Chapter 50: Ping

I picked up a ring today, and after thinking about it, I didn't understand the implications, and because my brain was messed up recently, I gave up decisively and didn't wear it.

Nothing else, it's just that I miss Xiao Junjun a lot, I'm fine, in fact, my current situation is not very good, I'm old, I don't have a job, I don't have a partner.

But when I think of Xiao Junjun, my mood improves.

I like to stay quietly next to Junjun, or Junjun quietly stay next to me.

Although it is difficult, whether it is an exam or a job, it is all difficult, but when I think about Xiao Junjun, I feel that I will get better.

Xiao Junjun is the most suitable person I have met in my life, and I think I must be the most suitable person for him.

I think he is so good, he is very handsome, and when he is handsome, he is generally very impetuous, or very weird, or very arrogant, but Xiao Junjun, not at all, he is handsome, his personality is so good, very gentle, and very down-to-earth.

That is, when you see him, you will feel that everything will get better, he will work hard, he will get better and better, and nothing bad will happen to him, just feel relieved to see him.

My mother once asked me, "Do you like the kind that is smaller and can hold him?" ”

I thought about it, no.

In fact, it really doesn't matter to me whether I hold each other or the other party holds me.

Perhaps, I just like to be with each other, whether it's quiet, doing nothing, or finding something to talk about and laugh about.

Or just see Xiao Junjun sitting quietly next to me, I do something to attract his attention, whether he is angry or happy, he thinks it will be beautiful.

Those are all formalities, in fact, it's good to be with the person you like.

Of course it's better to hug or something, and I don't want to just or always just sit side by side and touch.

Or, accidentally walking and bumping into something.

Recently, I've been reading books, preparing for exams, and getting a compilation.

In fact, it is extremely unlikely that I will be admitted to this exam, and of course I am not particularly enthusiastic about this exam.

But it's still good to review for the guò exam.

While reading history, I was reviewing mathematics, physics, and chemistry.

Physics has been reviewed once, the situation is slightly better, mathematics is a difficult point, it is estimated that it will not be a few months, and it will not be effective.

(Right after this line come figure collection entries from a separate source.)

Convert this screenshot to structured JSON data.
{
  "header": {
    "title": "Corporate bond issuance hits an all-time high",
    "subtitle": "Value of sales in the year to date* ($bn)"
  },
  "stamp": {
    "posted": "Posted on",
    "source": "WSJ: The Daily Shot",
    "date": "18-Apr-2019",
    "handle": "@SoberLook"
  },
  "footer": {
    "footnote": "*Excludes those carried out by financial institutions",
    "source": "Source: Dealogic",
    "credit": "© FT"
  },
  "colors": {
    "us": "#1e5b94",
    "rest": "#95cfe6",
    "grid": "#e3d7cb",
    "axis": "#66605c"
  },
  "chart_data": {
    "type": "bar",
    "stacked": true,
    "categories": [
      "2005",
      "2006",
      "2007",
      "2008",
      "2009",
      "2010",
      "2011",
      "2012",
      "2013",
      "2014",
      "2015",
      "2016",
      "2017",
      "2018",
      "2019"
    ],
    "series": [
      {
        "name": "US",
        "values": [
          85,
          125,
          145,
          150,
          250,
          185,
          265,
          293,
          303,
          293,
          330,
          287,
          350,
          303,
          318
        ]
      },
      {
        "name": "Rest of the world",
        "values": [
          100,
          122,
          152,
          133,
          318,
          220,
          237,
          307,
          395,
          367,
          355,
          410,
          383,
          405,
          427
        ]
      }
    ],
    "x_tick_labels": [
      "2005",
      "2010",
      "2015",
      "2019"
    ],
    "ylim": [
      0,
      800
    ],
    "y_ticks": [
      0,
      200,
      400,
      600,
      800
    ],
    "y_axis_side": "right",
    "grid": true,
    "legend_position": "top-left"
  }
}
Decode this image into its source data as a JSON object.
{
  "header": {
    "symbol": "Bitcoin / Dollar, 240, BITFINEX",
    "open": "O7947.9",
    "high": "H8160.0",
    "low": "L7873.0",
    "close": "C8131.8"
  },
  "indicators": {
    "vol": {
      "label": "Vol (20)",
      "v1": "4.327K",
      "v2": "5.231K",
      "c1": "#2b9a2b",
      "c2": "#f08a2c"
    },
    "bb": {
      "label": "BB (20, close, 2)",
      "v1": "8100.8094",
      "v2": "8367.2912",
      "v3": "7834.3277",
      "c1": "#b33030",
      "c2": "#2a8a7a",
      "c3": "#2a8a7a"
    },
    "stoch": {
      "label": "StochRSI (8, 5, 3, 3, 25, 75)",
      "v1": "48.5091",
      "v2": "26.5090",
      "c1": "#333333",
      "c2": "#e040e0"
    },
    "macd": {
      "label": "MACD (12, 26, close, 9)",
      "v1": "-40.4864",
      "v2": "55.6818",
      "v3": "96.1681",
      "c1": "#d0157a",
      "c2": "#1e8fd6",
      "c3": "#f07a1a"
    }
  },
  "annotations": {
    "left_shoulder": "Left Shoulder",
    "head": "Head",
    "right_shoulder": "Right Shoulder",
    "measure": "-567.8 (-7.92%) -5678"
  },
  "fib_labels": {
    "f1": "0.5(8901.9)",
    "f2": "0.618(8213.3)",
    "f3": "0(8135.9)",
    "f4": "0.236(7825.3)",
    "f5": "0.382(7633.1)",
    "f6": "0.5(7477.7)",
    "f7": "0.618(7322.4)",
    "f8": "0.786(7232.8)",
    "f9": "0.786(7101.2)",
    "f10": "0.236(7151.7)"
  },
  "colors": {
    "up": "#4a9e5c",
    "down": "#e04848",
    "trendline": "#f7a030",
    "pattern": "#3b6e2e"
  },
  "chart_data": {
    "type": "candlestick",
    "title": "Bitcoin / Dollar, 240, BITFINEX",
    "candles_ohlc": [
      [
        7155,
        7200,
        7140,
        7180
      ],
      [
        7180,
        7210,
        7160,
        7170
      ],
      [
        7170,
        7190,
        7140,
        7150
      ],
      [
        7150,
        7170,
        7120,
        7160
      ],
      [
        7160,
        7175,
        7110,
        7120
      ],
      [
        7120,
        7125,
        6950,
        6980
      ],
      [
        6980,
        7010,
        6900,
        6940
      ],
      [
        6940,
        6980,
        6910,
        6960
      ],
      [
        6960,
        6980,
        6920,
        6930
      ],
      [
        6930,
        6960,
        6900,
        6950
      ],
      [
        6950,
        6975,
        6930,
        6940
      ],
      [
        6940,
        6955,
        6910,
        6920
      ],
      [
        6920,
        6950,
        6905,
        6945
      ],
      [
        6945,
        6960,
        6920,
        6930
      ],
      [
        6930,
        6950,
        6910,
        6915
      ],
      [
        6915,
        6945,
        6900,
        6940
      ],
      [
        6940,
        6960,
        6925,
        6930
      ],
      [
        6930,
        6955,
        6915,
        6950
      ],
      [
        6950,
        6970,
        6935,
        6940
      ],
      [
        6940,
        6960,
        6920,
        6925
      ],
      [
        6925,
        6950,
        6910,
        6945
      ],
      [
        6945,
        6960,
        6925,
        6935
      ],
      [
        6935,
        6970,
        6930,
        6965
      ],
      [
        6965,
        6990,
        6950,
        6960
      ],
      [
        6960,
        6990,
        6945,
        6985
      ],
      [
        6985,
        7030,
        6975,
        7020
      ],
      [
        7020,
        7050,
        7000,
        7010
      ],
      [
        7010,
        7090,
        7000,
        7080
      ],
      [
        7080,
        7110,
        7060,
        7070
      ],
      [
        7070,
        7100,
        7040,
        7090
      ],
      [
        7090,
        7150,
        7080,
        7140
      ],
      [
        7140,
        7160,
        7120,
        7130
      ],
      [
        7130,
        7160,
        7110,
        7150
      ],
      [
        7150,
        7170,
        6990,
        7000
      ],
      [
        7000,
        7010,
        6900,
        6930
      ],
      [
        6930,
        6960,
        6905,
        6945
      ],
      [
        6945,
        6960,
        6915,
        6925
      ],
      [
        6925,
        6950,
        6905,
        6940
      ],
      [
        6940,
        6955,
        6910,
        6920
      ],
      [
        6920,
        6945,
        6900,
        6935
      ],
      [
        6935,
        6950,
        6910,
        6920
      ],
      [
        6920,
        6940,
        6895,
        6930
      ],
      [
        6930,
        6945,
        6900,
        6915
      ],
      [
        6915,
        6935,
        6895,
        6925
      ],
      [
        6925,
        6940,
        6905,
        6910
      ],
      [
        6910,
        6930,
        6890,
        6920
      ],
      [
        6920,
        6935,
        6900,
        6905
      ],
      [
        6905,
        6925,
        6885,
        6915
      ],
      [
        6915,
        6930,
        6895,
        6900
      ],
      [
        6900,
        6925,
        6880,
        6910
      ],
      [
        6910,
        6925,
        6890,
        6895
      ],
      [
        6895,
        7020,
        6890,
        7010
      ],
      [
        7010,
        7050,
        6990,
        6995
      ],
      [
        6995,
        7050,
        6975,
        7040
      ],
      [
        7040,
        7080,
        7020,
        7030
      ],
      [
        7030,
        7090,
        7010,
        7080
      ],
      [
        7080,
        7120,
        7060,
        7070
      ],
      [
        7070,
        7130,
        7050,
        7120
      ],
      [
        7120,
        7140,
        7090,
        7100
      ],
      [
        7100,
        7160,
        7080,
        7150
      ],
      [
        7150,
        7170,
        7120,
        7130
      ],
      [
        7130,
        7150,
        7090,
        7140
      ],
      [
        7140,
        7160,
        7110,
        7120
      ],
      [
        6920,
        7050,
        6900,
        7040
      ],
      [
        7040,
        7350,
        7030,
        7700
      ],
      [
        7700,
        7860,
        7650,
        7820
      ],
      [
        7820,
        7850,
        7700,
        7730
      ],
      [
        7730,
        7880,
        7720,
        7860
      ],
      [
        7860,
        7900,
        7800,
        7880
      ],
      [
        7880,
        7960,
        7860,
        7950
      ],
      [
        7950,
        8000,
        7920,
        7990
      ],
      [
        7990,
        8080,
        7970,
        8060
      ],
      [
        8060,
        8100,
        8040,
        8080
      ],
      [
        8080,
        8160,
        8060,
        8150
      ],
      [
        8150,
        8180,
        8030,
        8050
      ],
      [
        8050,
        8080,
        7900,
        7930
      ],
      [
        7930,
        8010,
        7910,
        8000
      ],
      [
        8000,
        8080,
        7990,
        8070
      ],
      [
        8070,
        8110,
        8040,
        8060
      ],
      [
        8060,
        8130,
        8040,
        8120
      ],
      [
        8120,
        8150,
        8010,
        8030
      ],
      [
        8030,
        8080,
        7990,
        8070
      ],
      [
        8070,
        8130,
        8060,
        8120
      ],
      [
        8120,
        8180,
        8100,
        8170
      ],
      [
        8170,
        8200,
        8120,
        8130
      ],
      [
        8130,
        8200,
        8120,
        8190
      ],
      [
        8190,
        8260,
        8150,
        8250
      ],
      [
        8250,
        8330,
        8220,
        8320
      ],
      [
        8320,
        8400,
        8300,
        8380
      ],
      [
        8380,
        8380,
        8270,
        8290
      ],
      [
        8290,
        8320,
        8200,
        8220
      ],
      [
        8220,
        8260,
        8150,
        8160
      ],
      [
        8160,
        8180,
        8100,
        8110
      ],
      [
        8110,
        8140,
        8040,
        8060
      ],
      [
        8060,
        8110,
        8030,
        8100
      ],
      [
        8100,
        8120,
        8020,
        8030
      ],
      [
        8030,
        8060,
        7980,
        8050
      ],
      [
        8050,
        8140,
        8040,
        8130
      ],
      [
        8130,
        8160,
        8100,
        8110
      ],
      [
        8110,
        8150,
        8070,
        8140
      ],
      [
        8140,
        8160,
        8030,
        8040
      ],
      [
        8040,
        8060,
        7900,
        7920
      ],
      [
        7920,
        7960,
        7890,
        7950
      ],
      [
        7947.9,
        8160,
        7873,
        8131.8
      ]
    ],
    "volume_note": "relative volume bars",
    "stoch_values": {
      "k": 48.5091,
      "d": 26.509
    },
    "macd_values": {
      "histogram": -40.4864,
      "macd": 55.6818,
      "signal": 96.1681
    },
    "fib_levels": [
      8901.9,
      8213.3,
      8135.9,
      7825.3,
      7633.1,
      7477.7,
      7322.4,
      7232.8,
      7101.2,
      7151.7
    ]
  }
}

It's hard to learn dozens of pages every day, but occasionally I think about the day I got a job, and then I went to see Xiao Junjun very decently, and I feel less uncomfortable.

Maybe Junjun won't like me.

However, I don't think about it.

I want to believe that he will fall in love with me, and then it will be so good.

We will live well, calm and beautiful, warm and happy.

Then, we will have our baby, and we will also encounter all kinds of small problems in growth, but we will work together to get better and better.

We are blessed and fulfilled because we have each other.

Life is simple and happy.

In fact, sometimes I find that saving money is really one of the great joys of my life.

Sometimes, when I see a house that says to be demolished, I get excited.

Later, when I thought about it carefully, it seemed that I was more excited when I saw the fold than when I saw the split.

It seems that I was very excited to see the fold first, and then I was also excited to see something similar to the fold.

For example, when I see a 1 in front of a fold, my heart beats faster, and then I see a 7 and I have a conditioned reflex.

It's a brand similar to 1 fold that I'm very excited.

1。

5% off or something, together with seeing 7.

A 5% discount can have a similar effect.

In short, I'm okay, and I hope the future will be better.